实现一个函数sequential_pattern_match

输入:令牌,(字符串的有序集合)

输出:一个元组列表,每个元组=(标记的任何子集合,标记)

领域专家将定义匹配规则,通常使用正则表达式

测试(令牌)-> 标记或无

例子:

输入:[“新加坡”、“Python”、“用户”、“组”、“是”、“这里”]

输出:[(["Singapore", "Python", "User", "Group"], "ORGANIZATION"), ("is", 'O'), ("here", 'O')]

'O' 表示不匹配。

冲突解决规则:

  1. 首先出现的匹配具有更高的优先级。例如“Singapore property sales”,如果可能有两个相互冲突的匹配,“Singapore property”作为资产,“property sales”作为事件,则使用第一个。
  2. 较长的匹配比较短的匹配具有更高的优先级。
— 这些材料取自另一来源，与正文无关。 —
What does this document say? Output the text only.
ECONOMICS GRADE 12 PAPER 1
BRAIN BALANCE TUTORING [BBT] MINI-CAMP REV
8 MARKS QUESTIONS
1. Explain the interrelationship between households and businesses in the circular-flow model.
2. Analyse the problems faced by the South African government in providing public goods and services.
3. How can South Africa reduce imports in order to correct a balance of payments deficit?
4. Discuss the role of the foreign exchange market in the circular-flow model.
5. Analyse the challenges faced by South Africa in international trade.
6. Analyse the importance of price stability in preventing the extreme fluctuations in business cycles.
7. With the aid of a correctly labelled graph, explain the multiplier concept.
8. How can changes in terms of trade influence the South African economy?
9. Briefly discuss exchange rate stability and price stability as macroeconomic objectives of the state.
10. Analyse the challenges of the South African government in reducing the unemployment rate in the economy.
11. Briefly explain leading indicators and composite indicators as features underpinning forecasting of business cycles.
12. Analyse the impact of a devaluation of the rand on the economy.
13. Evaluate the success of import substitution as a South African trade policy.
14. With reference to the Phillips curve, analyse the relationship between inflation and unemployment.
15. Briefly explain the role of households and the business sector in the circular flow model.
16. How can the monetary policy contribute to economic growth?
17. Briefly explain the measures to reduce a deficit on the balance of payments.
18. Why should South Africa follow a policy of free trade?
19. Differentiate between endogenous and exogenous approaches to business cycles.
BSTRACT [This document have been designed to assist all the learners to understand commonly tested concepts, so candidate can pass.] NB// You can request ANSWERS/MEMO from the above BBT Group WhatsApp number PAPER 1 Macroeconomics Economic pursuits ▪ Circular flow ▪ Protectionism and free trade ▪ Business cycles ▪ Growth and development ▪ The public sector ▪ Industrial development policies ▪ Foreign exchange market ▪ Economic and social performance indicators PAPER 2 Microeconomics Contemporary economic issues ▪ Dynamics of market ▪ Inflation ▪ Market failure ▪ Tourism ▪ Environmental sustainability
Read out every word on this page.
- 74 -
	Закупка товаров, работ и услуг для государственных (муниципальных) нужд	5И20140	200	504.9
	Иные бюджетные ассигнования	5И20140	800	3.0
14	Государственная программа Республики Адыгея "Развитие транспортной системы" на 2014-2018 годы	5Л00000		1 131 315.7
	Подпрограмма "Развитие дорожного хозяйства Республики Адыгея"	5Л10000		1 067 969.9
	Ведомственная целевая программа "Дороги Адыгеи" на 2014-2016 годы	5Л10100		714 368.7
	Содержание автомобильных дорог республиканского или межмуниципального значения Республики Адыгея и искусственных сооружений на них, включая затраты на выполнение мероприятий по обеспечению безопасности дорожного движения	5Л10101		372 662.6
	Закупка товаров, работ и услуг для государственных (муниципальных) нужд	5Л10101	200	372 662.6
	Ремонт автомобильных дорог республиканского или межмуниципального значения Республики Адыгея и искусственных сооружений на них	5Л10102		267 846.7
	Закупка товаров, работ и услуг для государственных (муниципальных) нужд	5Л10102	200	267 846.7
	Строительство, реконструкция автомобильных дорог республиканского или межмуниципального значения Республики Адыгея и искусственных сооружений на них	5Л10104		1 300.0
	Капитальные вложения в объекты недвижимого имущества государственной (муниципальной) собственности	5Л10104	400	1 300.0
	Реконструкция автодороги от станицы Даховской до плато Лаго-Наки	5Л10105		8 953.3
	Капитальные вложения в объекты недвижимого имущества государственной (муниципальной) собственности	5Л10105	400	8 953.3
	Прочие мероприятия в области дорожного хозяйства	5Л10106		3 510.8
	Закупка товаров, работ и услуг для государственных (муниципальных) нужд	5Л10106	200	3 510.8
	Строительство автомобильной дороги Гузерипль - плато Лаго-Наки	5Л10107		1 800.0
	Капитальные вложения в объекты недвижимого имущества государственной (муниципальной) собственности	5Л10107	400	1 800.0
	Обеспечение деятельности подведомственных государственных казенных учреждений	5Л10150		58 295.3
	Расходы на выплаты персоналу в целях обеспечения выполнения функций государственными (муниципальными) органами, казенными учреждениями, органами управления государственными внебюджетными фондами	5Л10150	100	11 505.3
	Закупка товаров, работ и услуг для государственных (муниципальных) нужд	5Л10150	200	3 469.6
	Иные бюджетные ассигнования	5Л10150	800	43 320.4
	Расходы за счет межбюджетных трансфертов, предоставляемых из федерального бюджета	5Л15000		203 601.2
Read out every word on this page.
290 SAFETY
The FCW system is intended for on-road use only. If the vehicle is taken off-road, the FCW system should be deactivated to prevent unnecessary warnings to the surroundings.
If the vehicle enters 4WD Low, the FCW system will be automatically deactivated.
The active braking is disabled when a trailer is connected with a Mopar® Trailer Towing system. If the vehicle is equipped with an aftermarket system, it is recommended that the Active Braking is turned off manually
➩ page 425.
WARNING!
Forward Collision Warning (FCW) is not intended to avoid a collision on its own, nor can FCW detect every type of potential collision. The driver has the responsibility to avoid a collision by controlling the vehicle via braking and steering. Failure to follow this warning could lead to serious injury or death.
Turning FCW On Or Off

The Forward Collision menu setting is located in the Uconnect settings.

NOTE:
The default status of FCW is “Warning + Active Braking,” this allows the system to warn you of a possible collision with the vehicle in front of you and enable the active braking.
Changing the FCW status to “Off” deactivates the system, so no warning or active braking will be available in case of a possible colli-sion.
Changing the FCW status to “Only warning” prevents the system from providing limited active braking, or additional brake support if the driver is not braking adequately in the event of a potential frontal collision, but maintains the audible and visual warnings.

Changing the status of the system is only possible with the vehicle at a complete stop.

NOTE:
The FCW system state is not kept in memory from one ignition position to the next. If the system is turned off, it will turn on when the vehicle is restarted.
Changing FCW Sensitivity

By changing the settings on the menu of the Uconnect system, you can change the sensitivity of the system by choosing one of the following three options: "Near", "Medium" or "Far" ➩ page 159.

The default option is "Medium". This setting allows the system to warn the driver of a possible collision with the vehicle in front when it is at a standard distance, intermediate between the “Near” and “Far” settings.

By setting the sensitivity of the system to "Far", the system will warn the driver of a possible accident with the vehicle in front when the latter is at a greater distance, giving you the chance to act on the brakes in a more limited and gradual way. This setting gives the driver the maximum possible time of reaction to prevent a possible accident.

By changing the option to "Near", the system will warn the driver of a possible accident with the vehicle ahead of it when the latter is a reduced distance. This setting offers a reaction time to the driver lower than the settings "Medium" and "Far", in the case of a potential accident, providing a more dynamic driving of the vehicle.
例如,作为组织的“Singapore Python User Group”比作为位置的“Singapore”+作为语言的“Python”的单个匹配具有更高的优先级。

凭借我在算法和数据结构方面的专业知识,这是我的实现:

from itertools import ifilter, imap


MAX_PATTERN_LENGTH = 3

def test(tokens):
    length = len(tokens)
    if (length == 1):
        if tokens[0] == "Nexium":
            return "MEDICINE"
        elif tokens[0] == "pain":
            return "SYMPTOM"
    elif (length == 2):
        string = ' '.join(tokens)
        if string == "Barium Swallow":
            return "INTERVENTION"
        elif string == "Swallow Test":
            return "INTERVENTION"
    else:
        if ' '.join(tokens) == "pain in stomach":
            return "SYMPTOM"

def _evaluate(tokens):
    tag = test(tokens)
    if tag:
        return (tokens, tag)
    elif len(tokens) == 1:
        return (tokens, 'O')

def _splits(tokens):
    return ((tokens[:i], tokens[i:]) for i in xrange(min(len(tokens), MAX_PATTERN_LENGTH), 0, -1))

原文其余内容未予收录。